Application of hydrophobins for medical use (Baden Württemberg Stiftung)
The BASF SE company has been successful with the heterologous production of hydrophobins in E. coli. This opened the possibility to modify the protein and fuse it to other functional groups. We have fused it to small peptides to coat implants and stimulate growth of human cells on those implants. At the same time the coating inhibited bacterial growth.
Application of hydrophobins on hard surfaces to prevent biofilm formation (BMBF)
In a large BMBF funded consortium we tried the effect of fungal hydrophobins on mineral surfaces to prevent biofilm formation. Because native hydrophobin prooved to be inactive, we are currently fusing antimicrobial peptides to the hydrophobins to test their activity against microbial growth on surfaces.
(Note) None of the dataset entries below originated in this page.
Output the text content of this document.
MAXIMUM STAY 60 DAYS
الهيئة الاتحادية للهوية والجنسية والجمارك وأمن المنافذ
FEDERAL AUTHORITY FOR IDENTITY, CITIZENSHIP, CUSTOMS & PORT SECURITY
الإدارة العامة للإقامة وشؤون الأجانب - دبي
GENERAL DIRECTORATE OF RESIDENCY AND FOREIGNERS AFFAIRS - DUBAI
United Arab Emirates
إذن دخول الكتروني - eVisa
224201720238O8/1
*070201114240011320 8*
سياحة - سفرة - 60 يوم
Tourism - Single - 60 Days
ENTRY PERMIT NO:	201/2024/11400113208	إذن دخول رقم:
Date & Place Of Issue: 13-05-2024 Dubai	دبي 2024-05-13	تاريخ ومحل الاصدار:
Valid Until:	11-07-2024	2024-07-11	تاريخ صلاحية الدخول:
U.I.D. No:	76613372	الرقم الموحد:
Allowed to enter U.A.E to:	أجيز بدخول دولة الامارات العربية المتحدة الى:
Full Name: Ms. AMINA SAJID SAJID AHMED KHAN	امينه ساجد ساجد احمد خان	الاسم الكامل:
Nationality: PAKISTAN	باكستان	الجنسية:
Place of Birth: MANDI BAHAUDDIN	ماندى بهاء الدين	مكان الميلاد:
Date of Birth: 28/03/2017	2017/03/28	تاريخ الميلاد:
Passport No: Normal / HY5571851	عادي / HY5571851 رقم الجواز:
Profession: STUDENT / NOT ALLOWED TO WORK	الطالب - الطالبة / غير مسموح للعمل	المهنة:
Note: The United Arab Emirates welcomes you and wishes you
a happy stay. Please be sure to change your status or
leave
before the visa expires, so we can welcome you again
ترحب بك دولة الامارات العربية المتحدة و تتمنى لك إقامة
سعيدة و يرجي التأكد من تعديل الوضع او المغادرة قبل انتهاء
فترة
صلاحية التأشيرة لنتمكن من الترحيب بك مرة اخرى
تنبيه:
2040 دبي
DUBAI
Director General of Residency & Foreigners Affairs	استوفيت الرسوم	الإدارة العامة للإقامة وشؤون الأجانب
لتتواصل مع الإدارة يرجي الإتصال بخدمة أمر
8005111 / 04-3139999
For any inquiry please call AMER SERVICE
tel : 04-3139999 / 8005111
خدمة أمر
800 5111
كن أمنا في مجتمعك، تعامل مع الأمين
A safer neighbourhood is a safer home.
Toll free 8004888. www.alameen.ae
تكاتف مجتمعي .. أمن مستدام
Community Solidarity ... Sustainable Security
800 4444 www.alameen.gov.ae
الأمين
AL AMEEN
Figure 3: Biofilms are complex microbial forms of living. left: Scheme of the development of a biofilm. middle: Biofilm in a sink. right: Biofilm stained on teeth. Biofilms are very resistant and thus very difficult to control. They cause mechanical problems but are also niches for pathogenic microbes.
Application of hydrophobin and molecular motors in nanotechnology (CFN)
Molecular motors are very powerful engines in eukaryotic cells and could be used in lab-on-the-chip applications. We have fused the motor domain of conventional kinesin to attach kinesin to surfaces and attach microtubules to them. These tracks are used for transportation of small containers made of lipid membranes.
Figure 4: Animation of the transport system using A. nidulans kinesin motor proteins.